Oberstdorf – Der Hochvogel ist ein schlafender Hochrisikoberg. Irgendwann wird die 2592 Meter hohe Felspyramide an der Grenze zwischen Bayern und Tirol auseinanderbrechen. Seit mindestens 140 Jahren gibt es im Gipfelbereich eine Spalte, die stetig breiter und tiefer wird. „Ich kann nicht ausschließen, dass es in diesem Jahr zu Felsstürzen kommt“, sagt Wissenschaftler Michael Krautblatter. Vielleicht auch später, keiner weiß es genau. Schon seit 2014 ist eine Aufstiegsroute über den Bäumenheimer Weg gesperrt. Hier sei es „wirklich lebensgefährlich“, sagt der Geologe und Professor für Hangbewegungen an der TU München.
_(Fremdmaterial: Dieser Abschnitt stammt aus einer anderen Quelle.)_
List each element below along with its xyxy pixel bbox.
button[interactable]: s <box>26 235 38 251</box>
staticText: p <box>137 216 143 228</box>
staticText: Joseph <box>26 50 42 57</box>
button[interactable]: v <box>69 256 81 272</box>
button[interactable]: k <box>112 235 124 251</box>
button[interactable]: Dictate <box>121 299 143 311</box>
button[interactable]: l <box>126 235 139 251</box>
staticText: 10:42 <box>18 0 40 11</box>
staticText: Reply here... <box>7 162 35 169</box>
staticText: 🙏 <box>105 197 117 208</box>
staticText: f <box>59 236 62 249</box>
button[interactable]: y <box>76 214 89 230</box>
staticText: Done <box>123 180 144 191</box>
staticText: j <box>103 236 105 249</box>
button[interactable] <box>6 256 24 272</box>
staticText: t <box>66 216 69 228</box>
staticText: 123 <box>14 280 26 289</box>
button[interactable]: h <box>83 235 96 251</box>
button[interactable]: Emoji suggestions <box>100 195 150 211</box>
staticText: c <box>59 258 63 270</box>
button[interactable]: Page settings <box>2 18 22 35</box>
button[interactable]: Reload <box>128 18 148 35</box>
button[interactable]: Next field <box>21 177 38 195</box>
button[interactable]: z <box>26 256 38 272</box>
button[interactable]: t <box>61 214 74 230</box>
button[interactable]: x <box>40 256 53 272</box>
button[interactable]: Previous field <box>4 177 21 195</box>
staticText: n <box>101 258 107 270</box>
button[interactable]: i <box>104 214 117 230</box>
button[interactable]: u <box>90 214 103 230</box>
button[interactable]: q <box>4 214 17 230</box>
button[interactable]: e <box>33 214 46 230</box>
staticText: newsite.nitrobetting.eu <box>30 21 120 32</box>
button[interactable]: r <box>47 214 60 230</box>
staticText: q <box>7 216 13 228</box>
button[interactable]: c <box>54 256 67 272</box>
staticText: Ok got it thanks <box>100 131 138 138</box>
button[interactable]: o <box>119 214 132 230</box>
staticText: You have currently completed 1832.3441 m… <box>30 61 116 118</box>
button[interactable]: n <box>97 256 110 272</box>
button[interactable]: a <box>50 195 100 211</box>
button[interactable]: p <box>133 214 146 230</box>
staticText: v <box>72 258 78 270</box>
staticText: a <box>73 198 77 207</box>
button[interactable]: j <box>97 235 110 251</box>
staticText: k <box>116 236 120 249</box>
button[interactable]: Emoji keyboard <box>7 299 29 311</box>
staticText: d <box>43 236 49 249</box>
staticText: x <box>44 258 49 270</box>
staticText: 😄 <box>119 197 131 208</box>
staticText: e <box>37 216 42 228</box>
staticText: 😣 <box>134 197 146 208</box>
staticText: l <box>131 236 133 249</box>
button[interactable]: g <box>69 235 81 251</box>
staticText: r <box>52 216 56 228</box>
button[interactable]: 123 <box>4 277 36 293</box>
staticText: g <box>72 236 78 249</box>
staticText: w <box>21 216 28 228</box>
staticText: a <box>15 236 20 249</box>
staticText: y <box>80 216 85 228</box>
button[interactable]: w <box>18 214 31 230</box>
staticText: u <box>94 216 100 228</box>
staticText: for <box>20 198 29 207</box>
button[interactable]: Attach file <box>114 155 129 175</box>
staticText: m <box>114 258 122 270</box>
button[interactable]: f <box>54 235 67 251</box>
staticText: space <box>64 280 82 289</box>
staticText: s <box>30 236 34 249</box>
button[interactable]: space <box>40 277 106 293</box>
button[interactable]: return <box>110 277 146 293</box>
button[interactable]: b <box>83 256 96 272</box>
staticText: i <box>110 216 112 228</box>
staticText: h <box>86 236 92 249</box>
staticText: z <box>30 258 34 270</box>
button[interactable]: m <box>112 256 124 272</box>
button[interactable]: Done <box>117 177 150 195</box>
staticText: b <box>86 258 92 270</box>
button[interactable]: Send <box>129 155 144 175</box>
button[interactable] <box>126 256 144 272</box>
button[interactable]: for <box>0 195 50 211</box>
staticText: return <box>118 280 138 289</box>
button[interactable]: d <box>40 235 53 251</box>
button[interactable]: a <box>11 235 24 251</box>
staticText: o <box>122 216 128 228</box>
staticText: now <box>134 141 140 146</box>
Die Kluft im Berg ist seit 1869 bekannt. Damals beschrieb Hermann von Barth, ein Alpinist der ersten Stunde, den Spalt in einem Artikel mit dem Titel „Eine Nacht auf dem Hochvogel“. Seit 2018 ist die Wissenschaft dem Berg auf der Spur. Mit einem Team hat Krautblatter den Berg mit zehn Dehnungs-Sensoren ausgestattet, um die Spalte zu überwachen (wir berichteten). Ergebnis der bisherigen Messungen: 1960 war der Spalt zehn Meter lang, jetzt sind es schon über 35 Meter. Außerdem wird die Spalte immer breiter, es sind nun über vier Meter. „Im Schnitt nimmt der Abstand zweieinhalb Millimeter pro Monat zu“, sagt Krautblatter.
Der Wissenschaftler sitzt in seinem Büro an der Münchner Steinheilstraße, ein paar Klicks, dann öffnen sich am Computer Simulationen und Grafiken. Panik schüren will Krautblatter nicht. „Am Hochvogel lernen wir“, sagt er. 2018 war es nicht so schlimm, der Spalt verbreiterte sich nur um 2,5 Zentimeter. Es lag vielleicht am trockenen Sommer. Auch 2019 wuchs die Kluft langsamer. „Das kann sich bei Regen rasch ändern.“
262 100 Kubikmeter Fels könnten insgesamt ins Hinterhornbach-Tal auf der Tiroler Seite stürzen. Nicht auf einmal, glaubt Krautblatter, sondern portionsweise, denn die Abspaltung besteht aus sechs unterschiedlich großen Felsformationen.
Krautblatters Team hat in einer Simulation errechnet, wo die Felsblöcke landen könnten. Das Szenario „West Extreme“ geht davon aus, dass Felsblöcke zwei Wildbäche und eine Straße im Hinterhornbach-Tal verschütten würden.
Vor zwei Wochen lud der Wissenschaftler daher den Bürgermeister von Hinterhornbach in den Helikopter und flog auf den Berg. Jetzt kennt der Rathauschef die Gefahr aus eigener Anschauung. Krautblatter drückte ihm auch das Szenario „West Extreme“ in die Hand. Demnächst wird er mit Umweltminister Thorsten Glauber auf den Gipfel fliegen. Ministerpräsident Markus Söder wäre auch gern mit, darf aber aus Sicherheitsgründen nicht – der Hubschrauber landet nur auf einer Kufe.
Es ist nicht der einzige Berg, der absplittert. Seit mehreren Jahren ist auch ein Felsblock hoch über der Höllentalklamm in Garmisch-Partenkirchen mit vier Sensoren verdrahtet. 615 Kubikmeter Fels könnten in die Klamm stürzen – Sensoren sollen davor warnen, denn Stunden oder Tage zuvor wird sich der große Felssturz durch Verschiebungen im Millimeterbereich ankündigen, sagt Krautblatter. Dann würde die Klamm gesperrt. Auch mit der Bayerischen Zugspitzbahn ist der Forscher in Kontakt. Vorstand Peter Huber wollte wissen, ob auch an der Zugspitze Gefahr droht – schon mehrere Millimeter Hangverschiebung könnten die Bergbahn lahm legen. Bis jetzt gibt es dafür keine Anzeichen. Krautblatter glaubt, dass die Hangbewegungs-Forschung ein Zukunftsfeld ist. Felsblöcke mit Sensoren zu überwachen sei billiger, als einen ganzen Berg zu verbauen. So aufwändige Sperrungen wie demnächst an der B 2 nach dem Autobahnende bei Garmisch-Partenkirchen hätten vermieden werden können.